The popularity of transformers has grown in large part due to the popularity of general language models. Neural Language Models like GPT2 and BERT are general language models that have been trained on a huge corpus in a process known as pretraining. Then, people can use the model and fine-tune it by training the model on a smaller corpus in a specific domain. However, to understand why GPT-2 is so powerful, we need to understand what sets it apart from other transformer-based language models like BERT. In fact, GPT-2 was deemed so powerful that the full GPT2 model was considered too dangerous to release to the public. After seeing some of the examples of GPT2 at play, I wouldn’t be surprised if you started worrying about AI being potentially dangerous.

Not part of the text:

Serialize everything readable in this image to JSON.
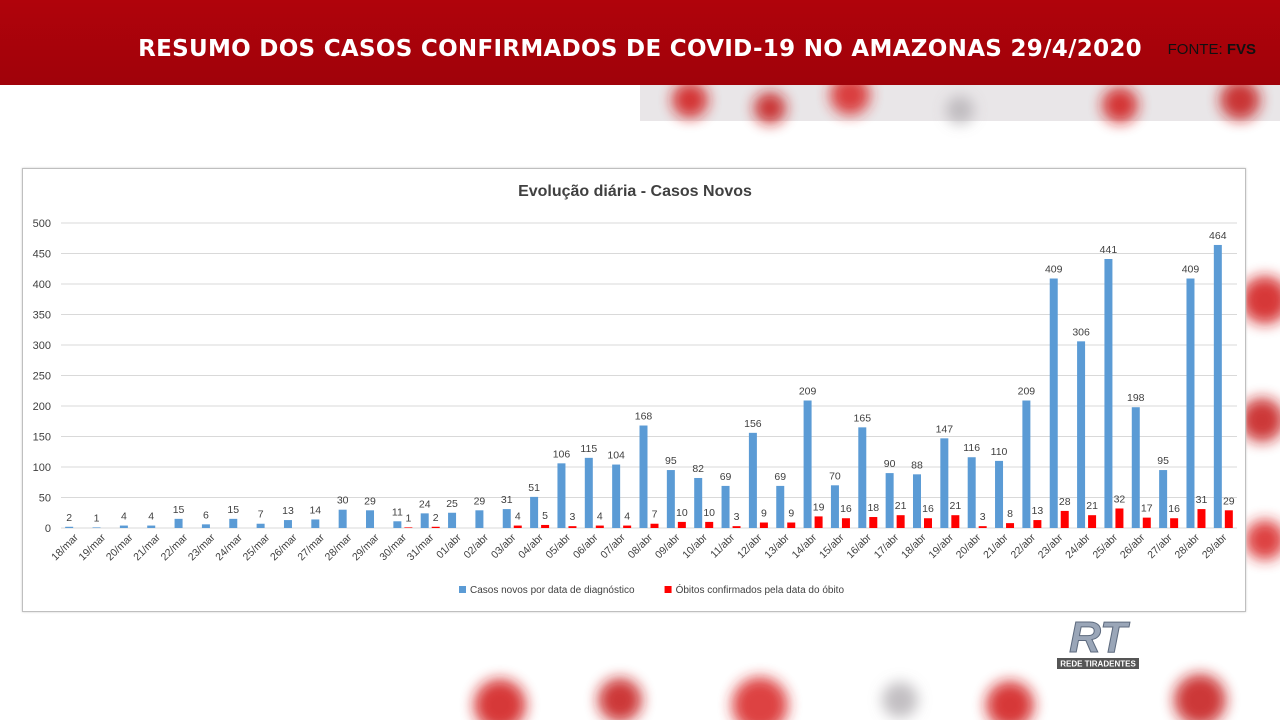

There are two fundamental differences between GPT-2 and BERT. The first is the fact that GPT-2 relies solely on Decoder blocks, whereas BERT relies on encoder blocks only. This difference in blocks results in a very fundamental difference in the application of the self-attention mechanism. The encoder block has a self-attention, whereas the decoder has a masked self-attention mechanism. Masked self-attention differs from self-attention as the masking refers to not allowing the model to peak at token to the right of the position (words that come after the word being guessed).
Another difference between GPT-2 and BERT is that GPT-2 only outputs one token at a time, whereas BERT can output multiple tokens at once. In this aspect, GPT-2 is more like an RNN, which also only outputs a token at a time. While it may seem that this makes GPT-2 inferior, this difference in architecture makes GPT-2 better certain tasks and aids in unsupervised training.
In fact, the extra-large version of GPT-2 with 1.5 billion parameters was able to write a very convincing new story simple from a two-sentence prompt about unicorns (even human journalists would have a difficult time writing about unicorns):
Based on the impressive results of GPT-2 on natural language, it would be foolish not to think that understanding programming languages at a semantic level can be done better using neural language models that have been fine-tuned for programming languages. In fact, this approach has been tested in two research papers that I will link down below. As of right now, it seems as though repurposing general language models like GPT-2 for programming languages have produced the best results when compared to traditional techniques like using an RNN or LSTM model, not to mention the significantly reduced training time and data required. Not only that, an AI-powered software tools company known as Tab 9 is using Open AI’s GPT 2 model to provide better code auto-completion suggestions.
With all this being said, I would like to leave you off with a potentially interesting question: Is applying AI to expedite the development of code that powers AI, the beginning of an era when AI can just program new and better AI?